1 c Dried black-eyed peas or 2 cups shelled; fresh, black-eyed peas
4 Thick bacon slices; cut into 1/2 inch pieces OR 1/4 lb. salt pork
1 c Chopped onion
1 c Chopped green bell pepper; (I omitted this.. don't like peppers)
1 Garlic clove; minced
About 2 cups water
1 ts Salt
1 Bay leaf
1/16 ts Red; (cayenne) pepper (try 1/8 t. if you prefer)
3 c Cooked long-grain rice

INSTRUCTIONS

I've tried this. It's good. It's from Country Tastes: Best Recipes From
America's Kitchens by Beatrice Ojakangas
Wash beans and pick over, removing any pebbles or dirt. Add cold water to
cover. Soak 12 hours or overnight. The quick-soak method can be used (Wash
and pick over beans; place in a large saucepan. Cover with water and bring
to a boil. remove from heat. Cover and let stand 1 hour.) If using fresh
peas, this isn't necessary. Rinse peas and drain. Cook bacon in a Dutch
oven until browned. Add onion, green pepper and garlic. Sauté until onion
is tender. Add beans or peas, 2 cups water and seasonings. Cover and simmer
40 to 50 minutes or until beans or peas are tender, adding water as
necessary. Remove bay leaf. Stir in cooked rice. Cover and continue
simmering about 10 minutes or until liquid is absorbed. Makes 6 servings.

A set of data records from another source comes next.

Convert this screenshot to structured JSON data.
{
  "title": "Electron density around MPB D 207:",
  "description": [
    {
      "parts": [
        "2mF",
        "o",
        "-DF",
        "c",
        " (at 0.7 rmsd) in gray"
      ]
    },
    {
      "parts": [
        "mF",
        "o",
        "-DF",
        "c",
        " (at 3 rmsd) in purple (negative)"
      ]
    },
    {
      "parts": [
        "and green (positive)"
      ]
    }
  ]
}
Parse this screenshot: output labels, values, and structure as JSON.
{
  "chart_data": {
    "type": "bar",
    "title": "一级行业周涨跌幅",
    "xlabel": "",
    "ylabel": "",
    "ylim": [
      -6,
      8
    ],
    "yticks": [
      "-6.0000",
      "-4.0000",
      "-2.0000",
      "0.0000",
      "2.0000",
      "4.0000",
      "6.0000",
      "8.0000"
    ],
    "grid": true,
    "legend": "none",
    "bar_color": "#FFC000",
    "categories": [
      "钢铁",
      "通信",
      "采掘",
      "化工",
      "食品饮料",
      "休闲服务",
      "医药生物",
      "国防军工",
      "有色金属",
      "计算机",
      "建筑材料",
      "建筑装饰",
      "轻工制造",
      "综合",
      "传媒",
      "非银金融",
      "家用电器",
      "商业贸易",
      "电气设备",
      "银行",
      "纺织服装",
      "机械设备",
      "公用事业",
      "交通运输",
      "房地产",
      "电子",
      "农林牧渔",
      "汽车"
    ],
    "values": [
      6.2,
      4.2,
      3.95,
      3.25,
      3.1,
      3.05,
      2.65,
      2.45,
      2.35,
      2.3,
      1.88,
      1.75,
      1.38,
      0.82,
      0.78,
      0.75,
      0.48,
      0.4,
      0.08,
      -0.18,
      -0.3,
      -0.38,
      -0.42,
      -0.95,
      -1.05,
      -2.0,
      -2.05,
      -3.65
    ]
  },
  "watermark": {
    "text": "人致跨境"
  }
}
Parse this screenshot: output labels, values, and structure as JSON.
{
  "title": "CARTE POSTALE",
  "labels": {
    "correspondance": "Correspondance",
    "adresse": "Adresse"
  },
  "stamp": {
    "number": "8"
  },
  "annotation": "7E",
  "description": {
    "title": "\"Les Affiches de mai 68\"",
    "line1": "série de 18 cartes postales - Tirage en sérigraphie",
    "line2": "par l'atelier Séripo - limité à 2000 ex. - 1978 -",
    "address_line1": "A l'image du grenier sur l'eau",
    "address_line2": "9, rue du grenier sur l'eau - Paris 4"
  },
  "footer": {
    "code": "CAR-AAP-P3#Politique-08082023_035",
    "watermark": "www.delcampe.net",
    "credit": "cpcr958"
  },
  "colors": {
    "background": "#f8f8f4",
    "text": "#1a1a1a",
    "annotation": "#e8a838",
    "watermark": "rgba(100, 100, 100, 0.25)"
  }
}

VARIATION: Red Beans and Rice: Soak red beans as directed in Hopping John,
above. Drain beans and place in a large pot. If desired, add 1 (1-pound)
smoked ham hock. Add cold water to cover. Omit bacon and green pepper. Add
onion, garlic, salt, bay leaf and red pepper. Bring to a boil, then reduce
heat and simmer, covered, about 3 hours or until beans are tender. Serve
over hot cooked rice. Makes about 6 servings.